L’impression 3D : à la fine pointe de la technologie
L’impression 3D est une technologie complexe pouvant fonctionner de plusieurs manières selon le type d’imprimante 3D utilisé. On pourrait résumer le fonctionnement global de cette technologie en affirmant qu’elle repose sur un principe de superposition de couches de matières par le biais d’une imprimante 3D et à partir d’indications précises transmises par un fichier 3D. Ensuite, selon le type d’imprimante choisi, il est possible de classer les procédés qui caractérisent l’impression 3D en trois catégories distinctes: le dépôt de matière, la solidification par la lumière et l’agglomération par le collage3). Ce qui différencie ces trois catégories, c’est la façon dont les différentes couches de matière seront disposées et traitées, ainsi que les matériaux utilisés. Toutefois, dans tous les procédés, l’utilisateur aura recours à une imprimante 3D, au consommable (la matière, souvent en filament ou en poudre), à un fichier 3D, à un logiciel dit « de slicing » qui assure la transmission des informations à l’imprimante, ainsi qu’à un ordinateur4).

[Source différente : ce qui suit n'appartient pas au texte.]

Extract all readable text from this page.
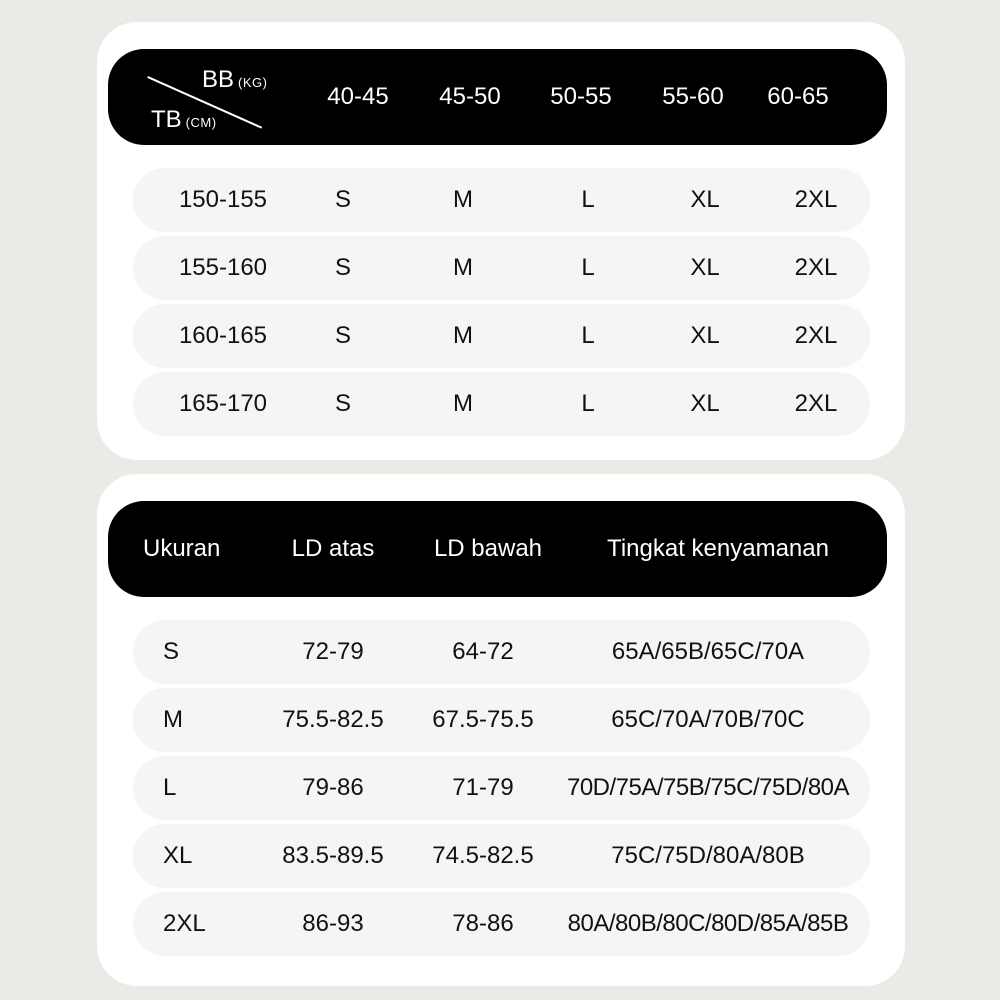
BB (KG)
TB (CM)
40-45	45-50	50-55	55-60	60-65
150-155	S	M	L	XL	2XL
155-160	S	M	L	XL	2XL
160-165	S	M	L	XL	2XL
165-170	S	M	L	XL	2XL
Ukuran	LD atas	LD bawah	Tingkat kenyamanan
S	72-79	64-72	65A/65B/65C/70A
M	75.5-82.5	67.5-75.5	65C/70A/70B/70C
L	79-86	71-79	70D/75A/75B/75C/75D/80A
XL	83.5-89.5	74.5-82.5	75C/75D/80A/80B
2XL	86-93	78-86	80A/80B/80C/80D/85A/85B
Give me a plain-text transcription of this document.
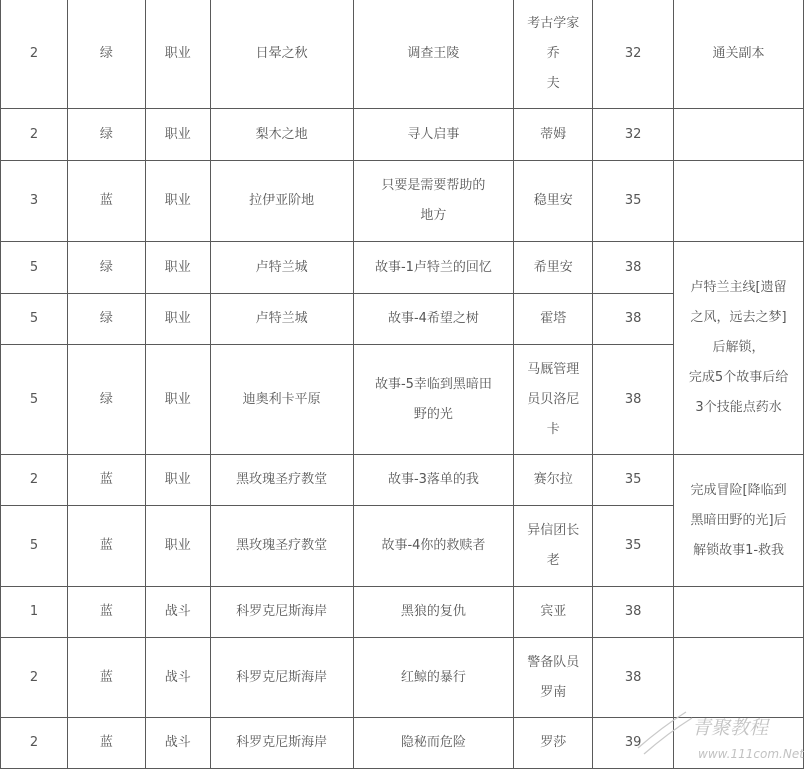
2	绿	职业	日晕之秋	调查王陵	考古学家
乔
夫	32	通关副本

2	绿	职业	梨木之地	寻人启事	蒂姆	32	

3	蓝	职业	拉伊亚阶地	只要是需要帮助的
地方	稳里安	35	

5	绿	职业	卢特兰城	故事-1卢特兰的回忆	希里安	38	卢特兰主线[遗留
之风，远去之梦]
后解锁，
完成5个故事后给
3个技能点药水

5	绿	职业	卢特兰城	故事-4希望之树	霍塔	38	

5	绿	职业	迪奥利卡平原	故事-5幸临到黑暗田
野的光	马厩管理
员贝洛尼
卡	38	

2	蓝	职业	黑玫瑰圣疗教堂	故事-3落单的我	赛尔拉	35	完成冒险[降临到
黑暗田野的光]后
解锁故事1-救我

5	蓝	职业	黑玫瑰圣疗教堂	故事-4你的救赎者	异信团长
老	35	

1	蓝	战斗	科罗克尼斯海岸	黑狼的复仇	宾亚	38	

2	蓝	战斗	科罗克尼斯海岸	红鲸的暴行	警备队员
罗南	38	

2	蓝	战斗	科罗克尼斯海岸	隐秘而危险	罗莎	39	

青聚教程
www.111com.Net
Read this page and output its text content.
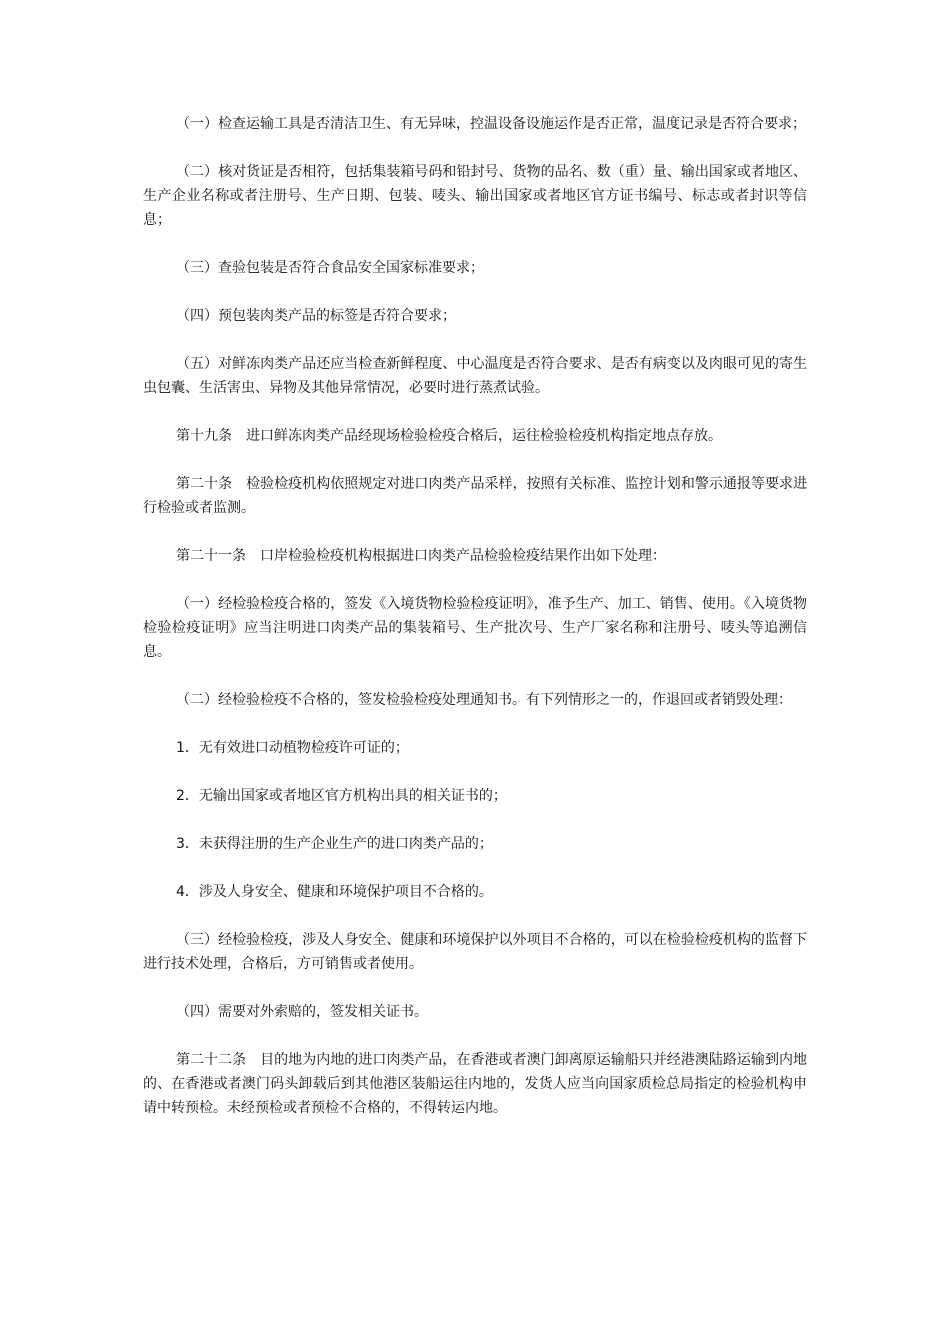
（一）检查运输工具是否清洁卫生、有无异味，控温设备设施运作是否正常，温度记录是否符合要求；

（二）核对货证是否相符，包括集装箱号码和铅封号、货物的品名、数（重）量、输出国家或者地区、生产企业名称或者注册号、生产日期、包装、唛头、输出国家或者地区官方证书编号、标志或者封识等信息；

（三）查验包装是否符合食品安全国家标准要求；

（四）预包装肉类产品的标签是否符合要求；

（五）对鲜冻肉类产品还应当检查新鲜程度、中心温度是否符合要求、是否有病变以及肉眼可见的寄生虫包囊、生活害虫、异物及其他异常情况，必要时进行蒸煮试验。

第十九条　进口鲜冻肉类产品经现场检验检疫合格后，运往检验检疫机构指定地点存放。

第二十条　检验检疫机构依照规定对进口肉类产品采样，按照有关标准、监控计划和警示通报等要求进行检验或者监测。

第二十一条　口岸检验检疫机构根据进口肉类产品检验检疫结果作出如下处理：

（一）经检验检疫合格的，签发《入境货物检验检疫证明》，准予生产、加工、销售、使用。《入境货物检验检疫证明》应当注明进口肉类产品的集装箱号、生产批次号、生产厂家名称和注册号、唛头等追溯信息。

（二）经检验检疫不合格的，签发检验检疫处理通知书。有下列情形之一的，作退回或者销毁处理：

1．无有效进口动植物检疫许可证的；

2．无输出国家或者地区官方机构出具的相关证书的；

3．未获得注册的生产企业生产的进口肉类产品的；

4．涉及人身安全、健康和环境保护项目不合格的。

（三）经检验检疫，涉及人身安全、健康和环境保护以外项目不合格的，可以在检验检疫机构的监督下进行技术处理，合格后，方可销售或者使用。

（四）需要对外索赔的，签发相关证书。

第二十二条　目的地为内地的进口肉类产品，在香港或者澳门卸离原运输船只并经港澳陆路运输到内地的、在香港或者澳门码头卸载后到其他港区装船运往内地的，发货人应当向国家质检总局指定的检验机构申请中转预检。未经预检或者预检不合格的，不得转运内地。
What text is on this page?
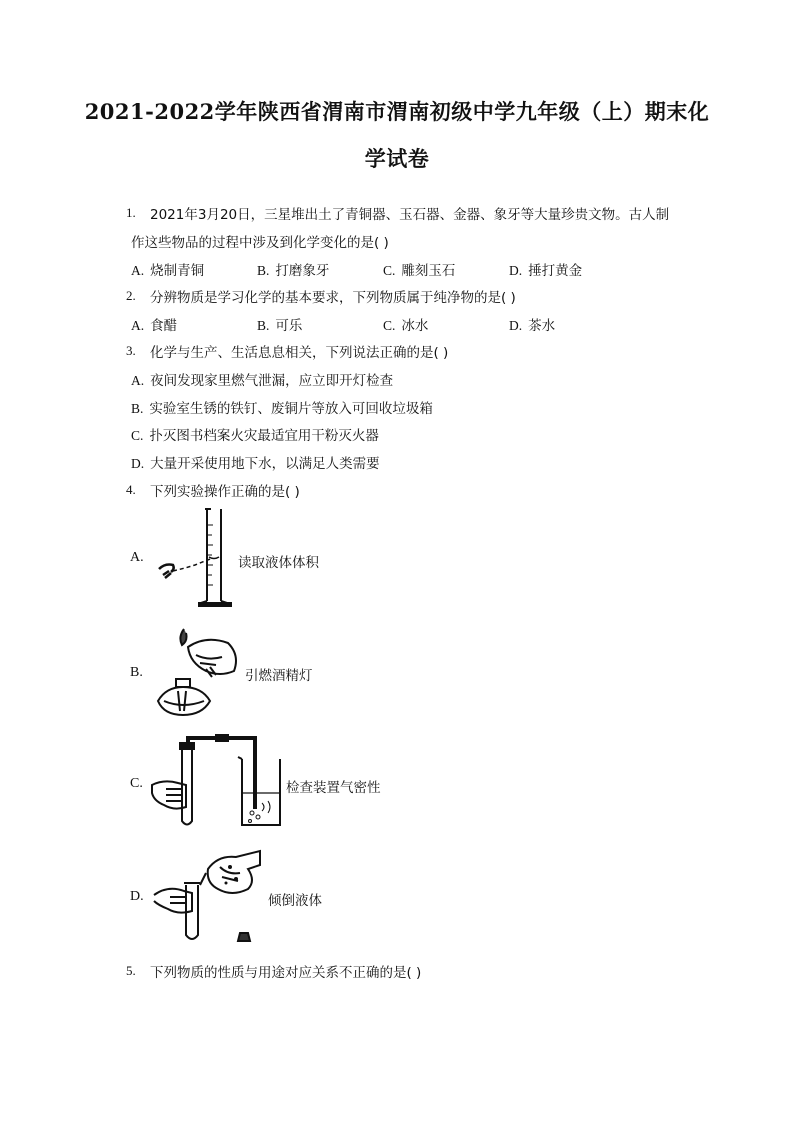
2021-2022学年陕西省渭南市渭南初级中学九年级（上）期末化
学试卷
1.	2021年3月20日，三星堆出土了青铜器、玉石器、金器、象牙等大量珍贵文物。古人制
作这些物品的过程中涉及到化学变化的是( )
A. 烧制青铜	B. 打磨象牙	C. 雕刻玉石	D. 捶打黄金
2.	分辨物质是学习化学的基本要求，下列物质属于纯净物的是( )
A. 食醋	B. 可乐	C. 冰水	D. 茶水
3.	化学与生产、生活息息相关，下列说法正确的是( )
A. 夜间发现家里燃气泄漏，应立即开灯检查
B. 实验室生锈的铁钉、废铜片等放入可回收垃圾箱
C. 扑灭图书档案火灾最适宜用干粉灭火器
D. 大量开采使用地下水，以满足人类需要
4.	下列实验操作正确的是( )
A.	读取液体体积
B.	引燃酒精灯
C.	检查装置气密性
D.	倾倒液体
5.	下列物质的性质与用途对应关系不正确的是( )
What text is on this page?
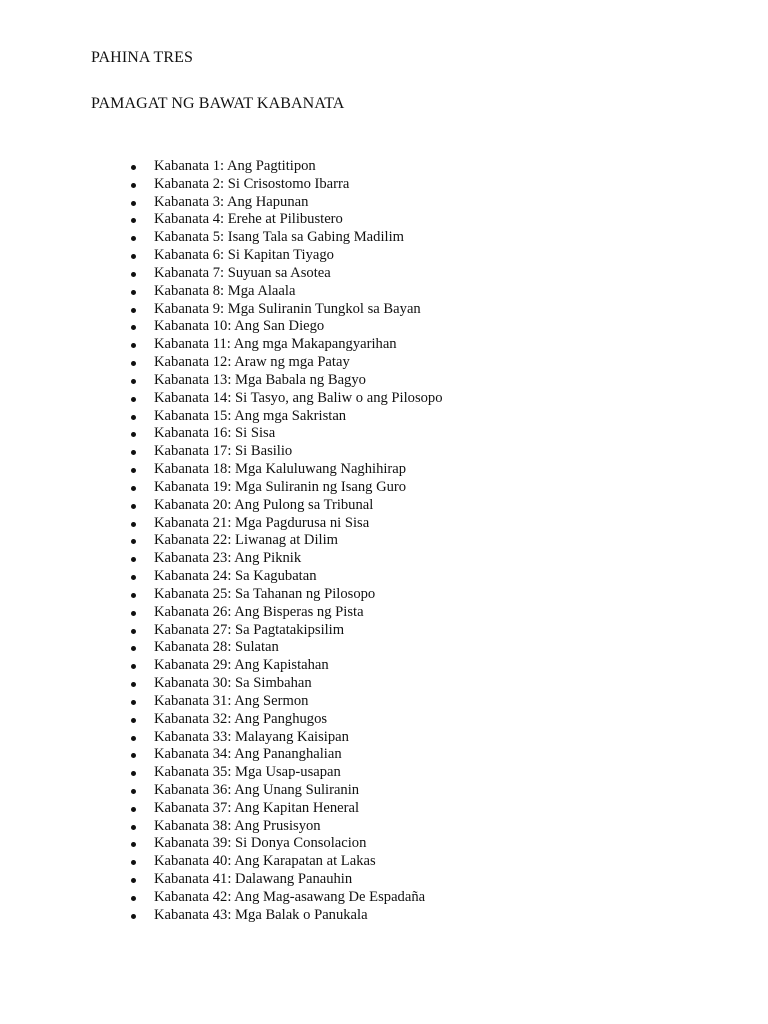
PAHINA TRES
PAMAGAT NG BAWAT KABANATA
Kabanata 1: Ang Pagtitipon
Kabanata 2: Si Crisostomo Ibarra
Kabanata 3: Ang Hapunan
Kabanata 4: Erehe at Pilibustero
Kabanata 5: Isang Tala sa Gabing Madilim
Kabanata 6: Si Kapitan Tiyago
Kabanata 7: Suyuan sa Asotea
Kabanata 8: Mga Alaala
Kabanata 9: Mga Suliranin Tungkol sa Bayan
Kabanata 10: Ang San Diego
Kabanata 11: Ang mga Makapangyarihan
Kabanata 12: Araw ng mga Patay
Kabanata 13: Mga Babala ng Bagyo
Kabanata 14: Si Tasyo, ang Baliw o ang Pilosopo
Kabanata 15: Ang mga Sakristan
Kabanata 16: Si Sisa
Kabanata 17: Si Basilio
Kabanata 18: Mga Kaluluwang Naghihirap
Kabanata 19: Mga Suliranin ng Isang Guro
Kabanata 20: Ang Pulong sa Tribunal
Kabanata 21: Mga Pagdurusa ni Sisa
Kabanata 22: Liwanag at Dilim
Kabanata 23: Ang Piknik
Kabanata 24: Sa Kagubatan
Kabanata 25: Sa Tahanan ng Pilosopo
Kabanata 26: Ang Bisperas ng Pista
Kabanata 27: Sa Pagtatakipsilim
Kabanata 28: Sulatan
Kabanata 29: Ang Kapistahan
Kabanata 30: Sa Simbahan
Kabanata 31: Ang Sermon
Kabanata 32: Ang Panghugos
Kabanata 33: Malayang Kaisipan
Kabanata 34: Ang Pananghalian
Kabanata 35: Mga Usap-usapan
Kabanata 36: Ang Unang Suliranin
Kabanata 37: Ang Kapitan Heneral
Kabanata 38: Ang Prusisyon
Kabanata 39: Si Donya Consolacion
Kabanata 40: Ang Karapatan at Lakas
Kabanata 41: Dalawang Panauhin
Kabanata 42: Ang Mag-asawang De Espadaña
Kabanata 43: Mga Balak o Panukala
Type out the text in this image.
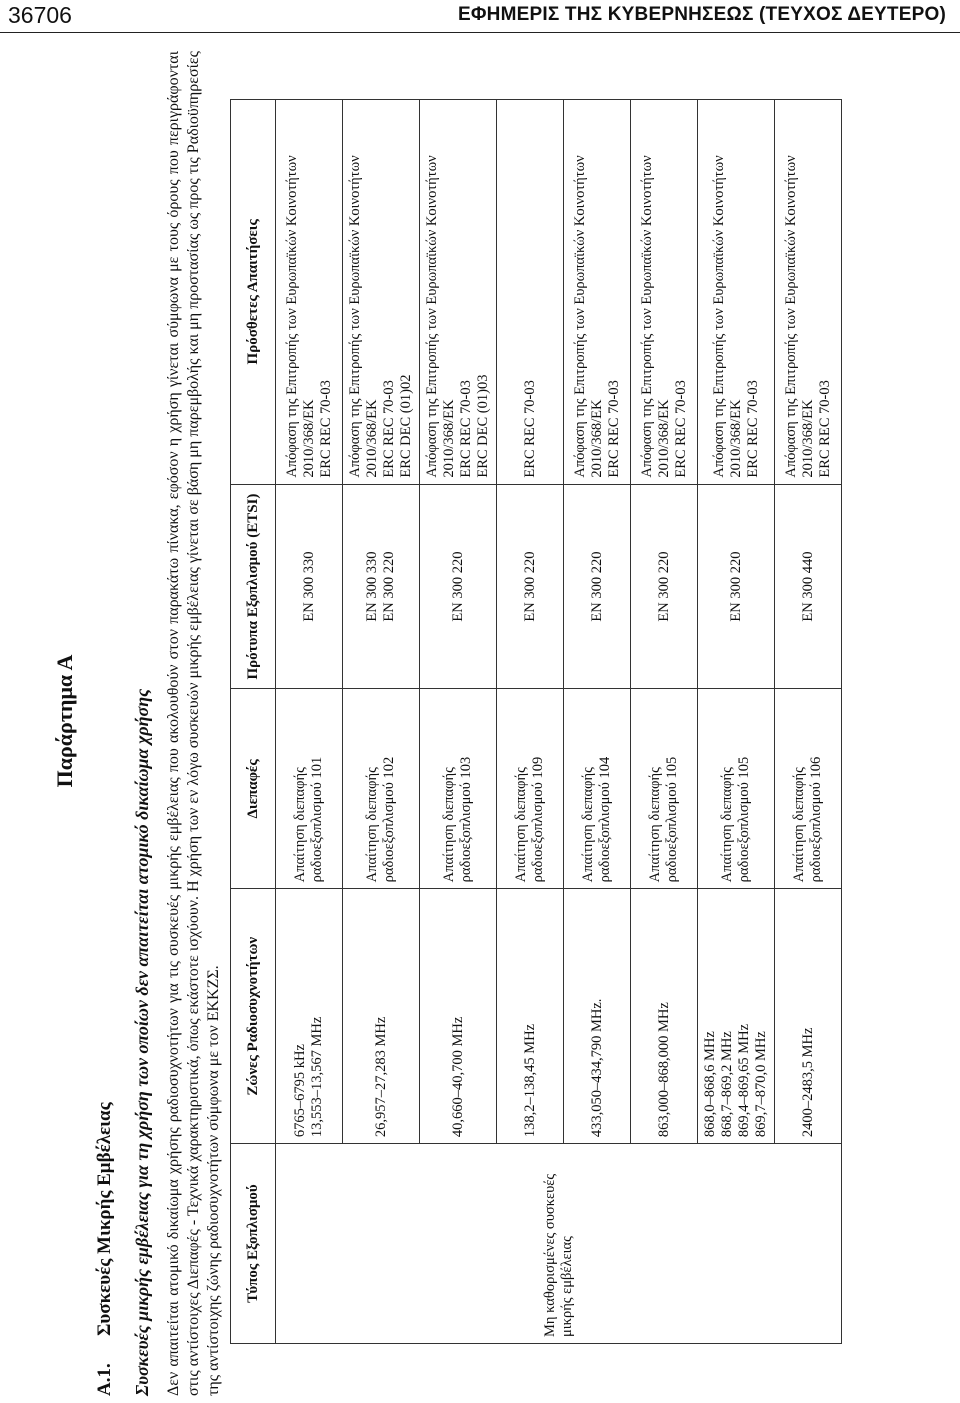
36706	ΕΦΗΜΕΡΙΣ ΤΗΣ ΚΥΒΕΡΝΗΣΕΩΣ (ΤΕΥΧΟΣ ΔΕΥΤΕΡΟ)
Παράρτημα Α
Α.1.Συσκευές Μικρής Εμβέλειας Συσκευές μικρής εμβέλειας για τη χρήση των οποίων δεν απαιτείται ατομικό δικαίωμα χρήσης Δεν απαιτείται ατομικό δικαίωμα χρήσης ραδιοσυχνοτήτων για τις συσκευές μικρής εμβέλειας που ακολουθούν στον παρακάτω πίνακα, εφόσον η χρήση γίνεται σύμφωνα με τους όρους που περιγράφονται στις αντίστοιχες Διεπαφές - Τεχνικά χαρακτηριστικά, όπως εκάστοτε ισχύουν. Η χρήση των εν λόγω συσκευών μικρής εμβέλειας γίνεται σε βάση μη παρεμβολής και μη προστασίας ως προς τις Ραδιοϋπηρεσίες της αντίστοιχης ζώνης ραδιοσυχνοτήτων σύμφωνα με τον ΕΚΚΖΣ. Τύπος Εξοπλισμού	Ζώνες Ραδιοσυχνοτήτων	Διεπαφές	Πρότυπα Εξοπλισμού (ETSI)	Πρόσθετες Απαιτήσεις
Μη καθορισμένες συσκευές μικρής εμβέλειας	6765–6795 kHz 13,553–13,567 MHz	Απαίτηση διεπαφής ραδιοεξοπλισμού 101	EN 300 330	Απόφαση της Επιτροπής των Ευρωπαϊκών Κοινοτήτων 2010/368/ΕΚ ERC REC 70-03

	26,957–27,283 MHz	Απαίτηση διεπαφής ραδιοεξοπλισμού 102	EN 300 330 EN 300 220	Απόφαση της Επιτροπής των Ευρωπαϊκών Κοινοτήτων 2010/368/ΕΚ ERC REC 70-03 ERC DEC (01)02

	40,660–40,700 MHz	Απαίτηση διεπαφής ραδιοεξοπλισμού 103	EN 300 220	Απόφαση της Επιτροπής των Ευρωπαϊκών Κοινοτήτων 2010/368/ΕΚ ERC REC 70-03 ERC DEC (01)03

	138,2–138,45 MHz	Απαίτηση διεπαφής ραδιοεξοπλισμού 109	EN 300 220	ERC REC 70-03

	433,050–434,790 MHz.	Απαίτηση διεπαφής ραδιοεξοπλισμού 104	EN 300 220	Απόφαση της Επιτροπής των Ευρωπαϊκών Κοινοτήτων 2010/368/ΕΚ ERC REC 70-03

	863,000–868,000 MHz	Απαίτηση διεπαφής ραδιοεξοπλισμού 105	EN 300 220	Απόφαση της Επιτροπής των Ευρωπαϊκών Κοινοτήτων 2010/368/ΕΚ ERC REC 70-03

	868,0–868,6 MHz 868,7–869,2 MHz 869,4–869,65 MHz 869,7–870,0 MHz	Απαίτηση διεπαφής ραδιοεξοπλισμού 105	EN 300 220	Απόφαση της Επιτροπής των Ευρωπαϊκών Κοινοτήτων 2010/368/ΕΚ ERC REC 70-03

	2400–2483,5 MHz	Απαίτηση διεπαφής ραδιοεξοπλισμού 106	EN 300 440	Απόφαση της Επιτροπής των Ευρωπαϊκών Κοινοτήτων 2010/368/ΕΚ ERC REC 70-03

En ce qui concerne plus particulièrement la technique d’impression par dépôt de matière, qui est la technique la plus utilisée, elle consiste à faire fondre des filaments de matière thermoplastique et à les déposer couche par couche. D’ailleurs, cette technique est aujourd’hui employée de manière graduelle par l’industrie agroalimentaire et la médecine pour imprimer des aliments et des cellules. Pour ce qui est de la technique de solidification par la lumière, il s’agit d’une solidification d’un liquide photosensible à l’aide d’un laser ultraviolet. Les imprimantes 3D qui utilisent cette technique se composent principalement d’un réservoir comprenant un liquide photopolymère, d’une plate-forme perforée placée dans le réservoir, d’un rayonnement ultraviolet ainsi que d’un ordinateur qui dirige la plate-forme et le laser5). Puis, pour ce qui est de l’agglomération par collage, cette technique consiste à étaler une mince couche de poudre de composite sur une plateforme. Ensuite, de petites gouttes de glue colorées sont déposées sur la poudre et cela permet d’obtenir une palette de couleurs variées. La plateforme s’abaisse petit à petit jusqu’à l’obtention du produit final. Ce type d’impression 3D est généralement moins cher, mais parfois la précision et la qualité d’impression sont inférieures aux techniques plus dispendieuses6).
Démocratisation de l'imprimante 3D : quels sont les risques?
L’imprimante en trois dimensions n’a plus à prouver son utilité et sa pertinence. Nous savons déjà, par exemple, que des imprimantes 3D sont utilisées afin de fabriquer des os humains pouvant réellement servir. Il est aussi possible de construire des maisons en 24 heures, et dans le cas où l’impression 3D serait démocratisée, celle-ci pourrait palier à la pénurie de logements, ou encore créer des logis rapidement lors de catastrophes naturelles.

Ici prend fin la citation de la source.